The couple enjoyed retirement and married life together but peculiar memory problems started to affect Brian, who was nine years older than Mavis.

“He forgot how to tie his tie,” Mavis describes. “He had worn a tie every day all through his working life, and when he retired. He was never casual. But he just could not do it. He thought his memory would come back – but it never did.”

Brian was diagnosed with Alzheimer’s in 2009.

“He gave up driving. He’d bought a new Mercedes in 2003 and he loved it. He had always really loved driving. He loved cars – aircraft and cars. But after he’d had his hip done, he took the car out on his own once and then he said that was it.

“It was devastating for him. He would do things he could remember but at times he would get confused.

“An Admiral nurse visited me as a carer and explained that because of the Alzheimer’s his mind had less clarity. He became a lot less confident. He took some medication at the memory clinic and he plateaued a bit.

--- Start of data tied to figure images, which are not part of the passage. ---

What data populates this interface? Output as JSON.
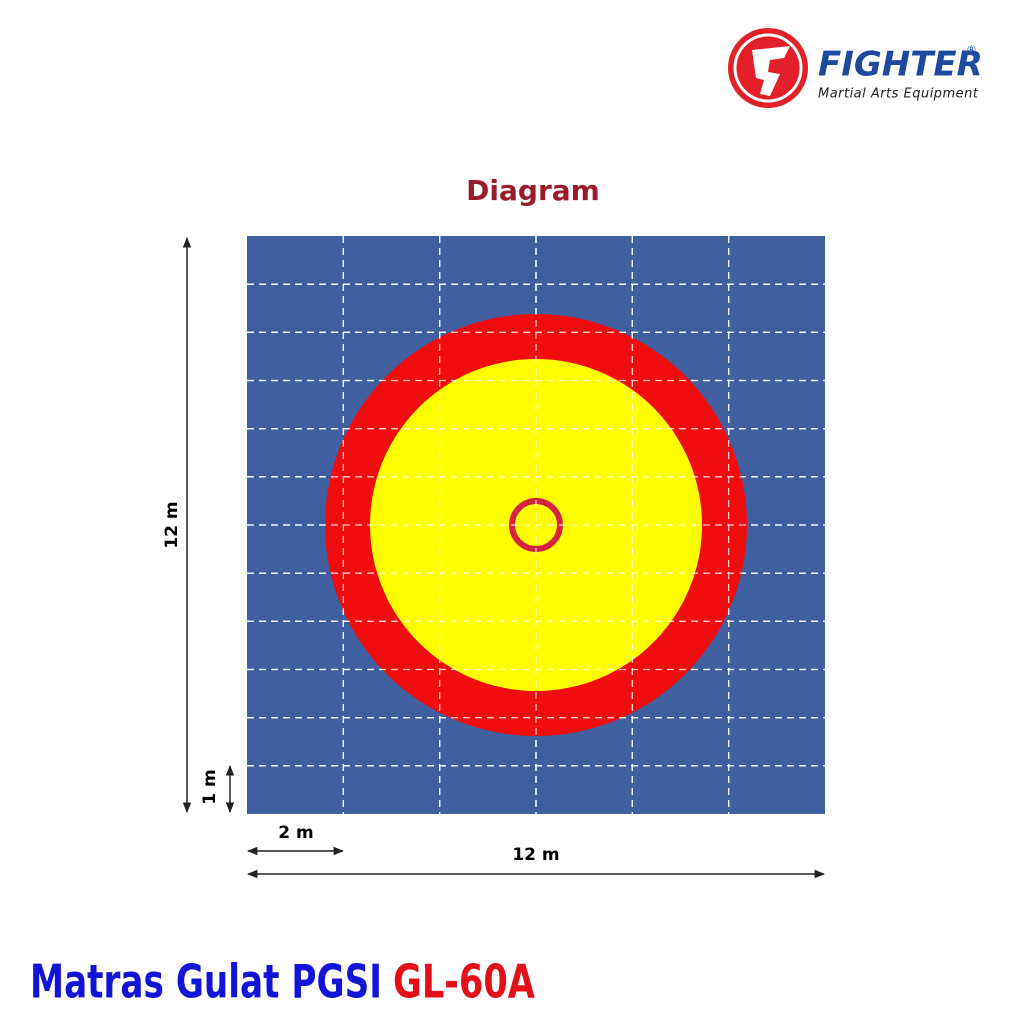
{
  "logo": {
    "brand": "FIGHTER",
    "registered": "®",
    "tagline": "Martial Arts Equipment"
  },
  "diagram": {
    "heading": "Diagram",
    "height_label": "12 m",
    "row_label": "1 m",
    "column_label": "2 m",
    "width_label": "12 m"
  },
  "footer": {
    "title": "Matras Gulat PGSI",
    "model": "GL-60A"
  }
}
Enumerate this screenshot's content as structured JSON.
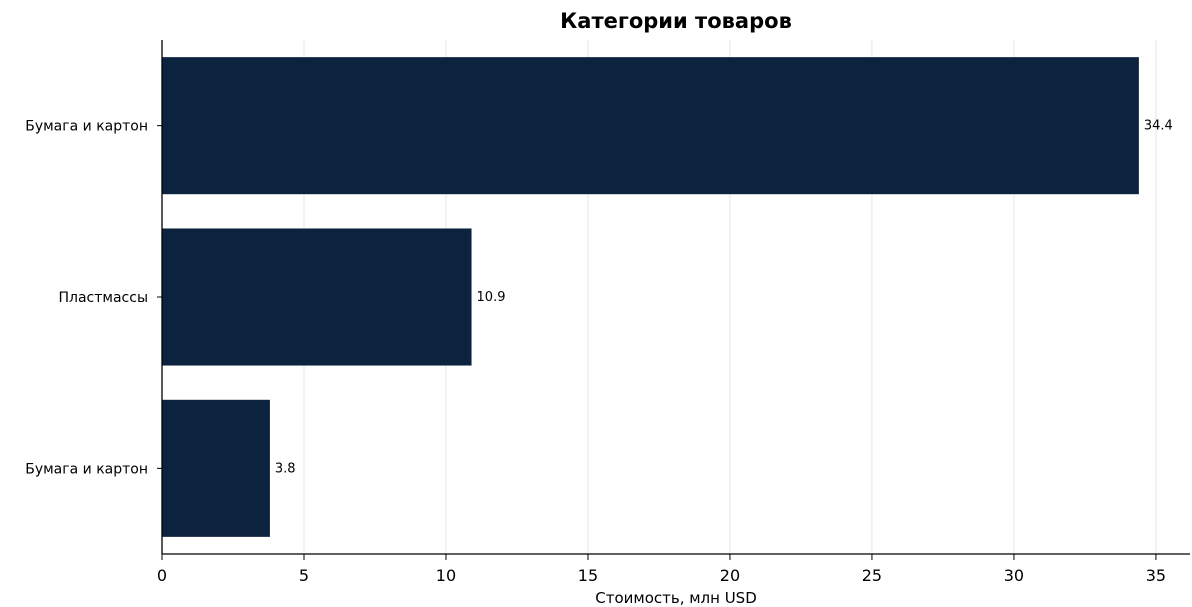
{
  "chart_data": {
    "type": "bar",
    "orientation": "horizontal",
    "title": "Категории товаров",
    "xlabel": "Стоимость, млн USD",
    "ylabel": "",
    "categories": [
      "Бумага и картон",
      "Пластмассы",
      "Бумага и картон"
    ],
    "values": [
      34.4,
      10.9,
      3.8
    ],
    "data_labels": [
      "34.4",
      "10.9",
      "3.8"
    ],
    "xlim": [
      0,
      36.2
    ],
    "xticks": [
      0,
      5,
      10,
      15,
      20,
      25,
      30,
      35
    ],
    "grid": "vertical",
    "legend": "none",
    "colors": {
      "bar": "#0c2340",
      "grid": "#e6e6e6",
      "axis": "#000000"
    }
  }
}
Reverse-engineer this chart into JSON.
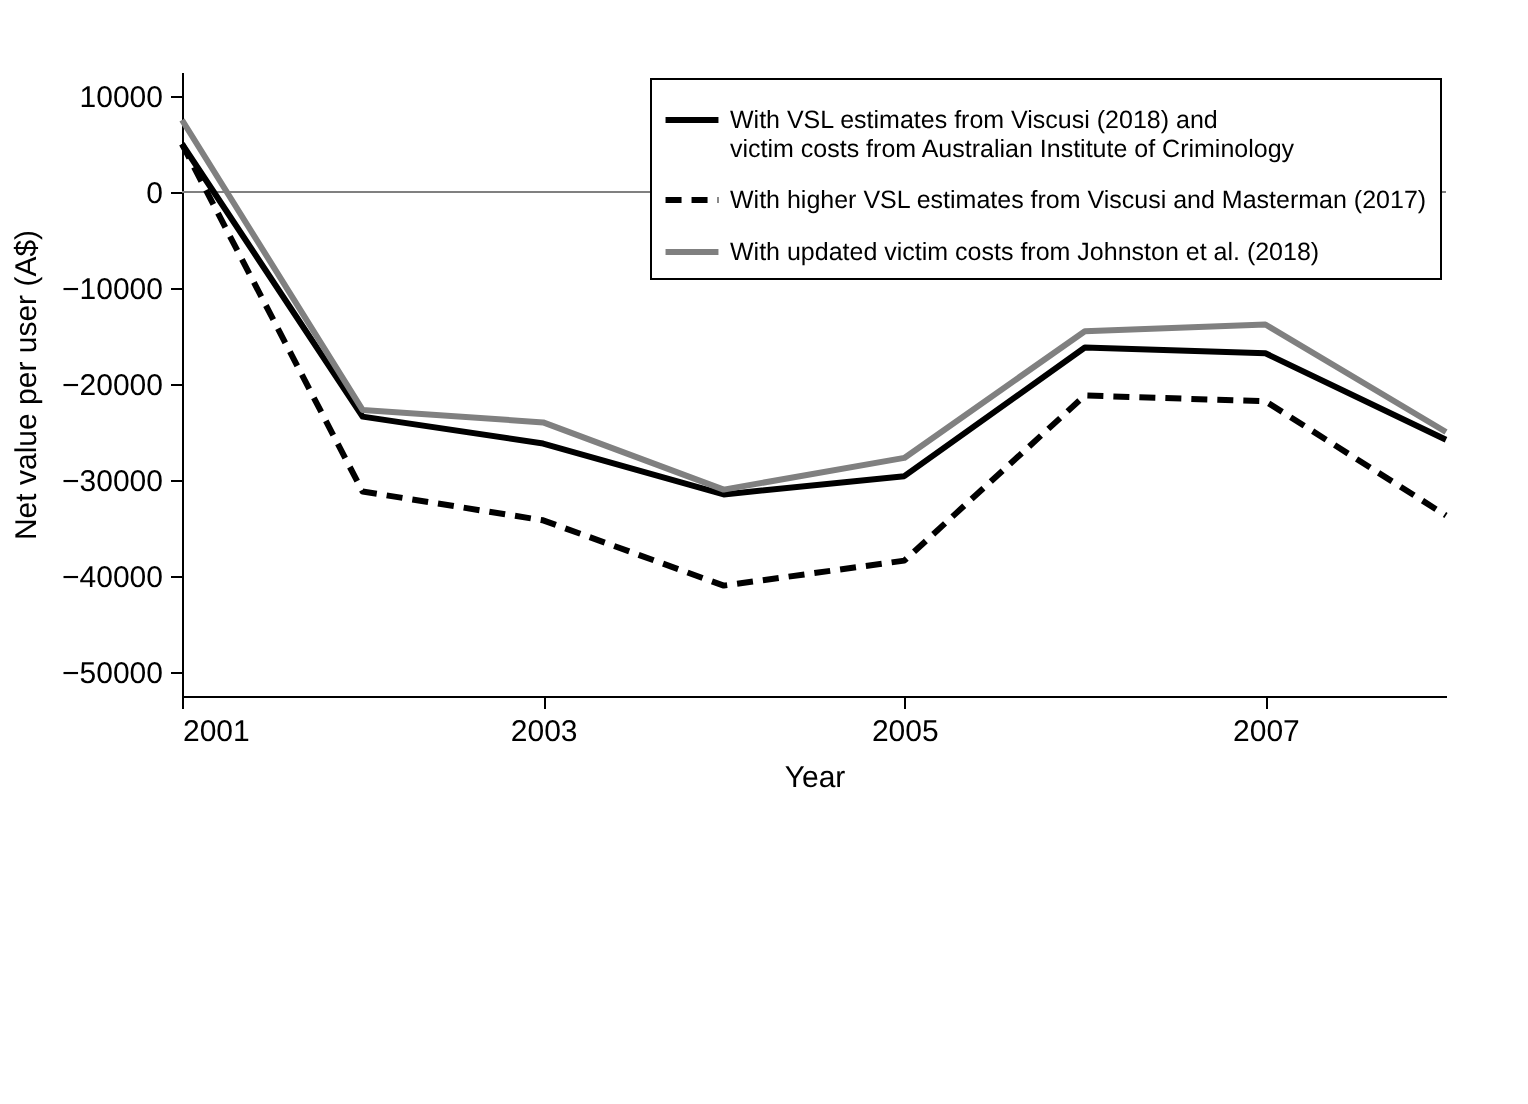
{
  "chart_data": {
    "type": "line",
    "xlabel": "Year",
    "ylabel": "Net value per user (A$)",
    "x": [
      2001,
      2002,
      2003,
      2004,
      2005,
      2006,
      2007,
      2008
    ],
    "series": [
      {
        "name": "With VSL estimates from Viscusi (2018) and\nvictim costs from Australian Institute of Criminology",
        "color": "#000000",
        "line_style": "solid",
        "values": [
          5000,
          -23400,
          -26200,
          -31500,
          -29600,
          -16200,
          -16800,
          -25800
        ]
      },
      {
        "name": "With higher VSL estimates from Viscusi and Masterman (2017)",
        "color": "#000000",
        "line_style": "dashed",
        "values": [
          5000,
          -31200,
          -34200,
          -41000,
          -38400,
          -21200,
          -21800,
          -33700
        ]
      },
      {
        "name": "With updated victim costs from Johnston et al. (2018)",
        "color": "#808080",
        "line_style": "solid",
        "values": [
          7500,
          -22700,
          -24000,
          -31000,
          -27700,
          -14500,
          -13800,
          -25000
        ]
      }
    ],
    "xlim": [
      2001,
      2008
    ],
    "xticks": [
      2001,
      2003,
      2005,
      2007
    ],
    "ylim": [
      -52500,
      12500
    ],
    "yticks": [
      -50000,
      -40000,
      -30000,
      -20000,
      -10000,
      0,
      10000
    ],
    "ref_lines": [
      {
        "axis": "y",
        "value": 0,
        "color": "#808080"
      }
    ],
    "grid": false,
    "legend": "top right",
    "marker": "none"
  }
}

“He was difficult at times, and there were times when he did not know who I was. He would go right back to when he was in the RAF, back to when he was in charge of a hangar.”

She said the marriage changed completely. “It was like he was gone, the man I had married. This was someone different. But you still want that connection, and because that connection was not there, he had become like a stranger. The man I knew was not there anymore, the man I was caring for. You feel very isolated when you care for someone with memory problems.”

She had support from Brian’s brother Neil, and his wife Pauline. They cared for Brian one day a week and Brian never forgot who his brother was, and Mavis was helped by Swindon Carers too. Then Brian had a fall and was taken into hospital with a fractured hip. He died on June 16 2013 after difficult days for the family of visiting him and staying with him in hospital.

“The nurses that looked after him at the end were absolutely brilliant; they could not have done more,” Mavis says. “They looked after us too.”

Almost five years after his death, Mavis has rebuilt her life – and walking has been the catalyst to much of her renewed vitality and spirit.

“I met Grahame (Lee, of Walking for Health) and he introduced me to people who I would have something in common with. They welcomed me – and I needed to have contact with other people.”

She joined the Ramblers in 2014, and enjoyed the exercise, the joy of being in the countryside, and meeting different people. Mavis loved her new hobby so much with became a volunteer walk leader for the Ramblers.

“It’s given me the confidence to do other things,” she says. “A couple of ladies I met through walking play bowls and I go along too.”

Now proud great-grandmother to two great grandchildren, with another one on the way, Mavis says that while the dark winter evenings can still be quiet, she would recommend the walking groups to anyone.

“Without a shadow of a doubt. Anybody who is on their own for whatever reason, and struggling, should go out and walk. I would say to anybody, go. We always have a cup of tea and a chat at the end, and we always welcome people and find someone to look after you on the walk. It’s absolutely lovely.”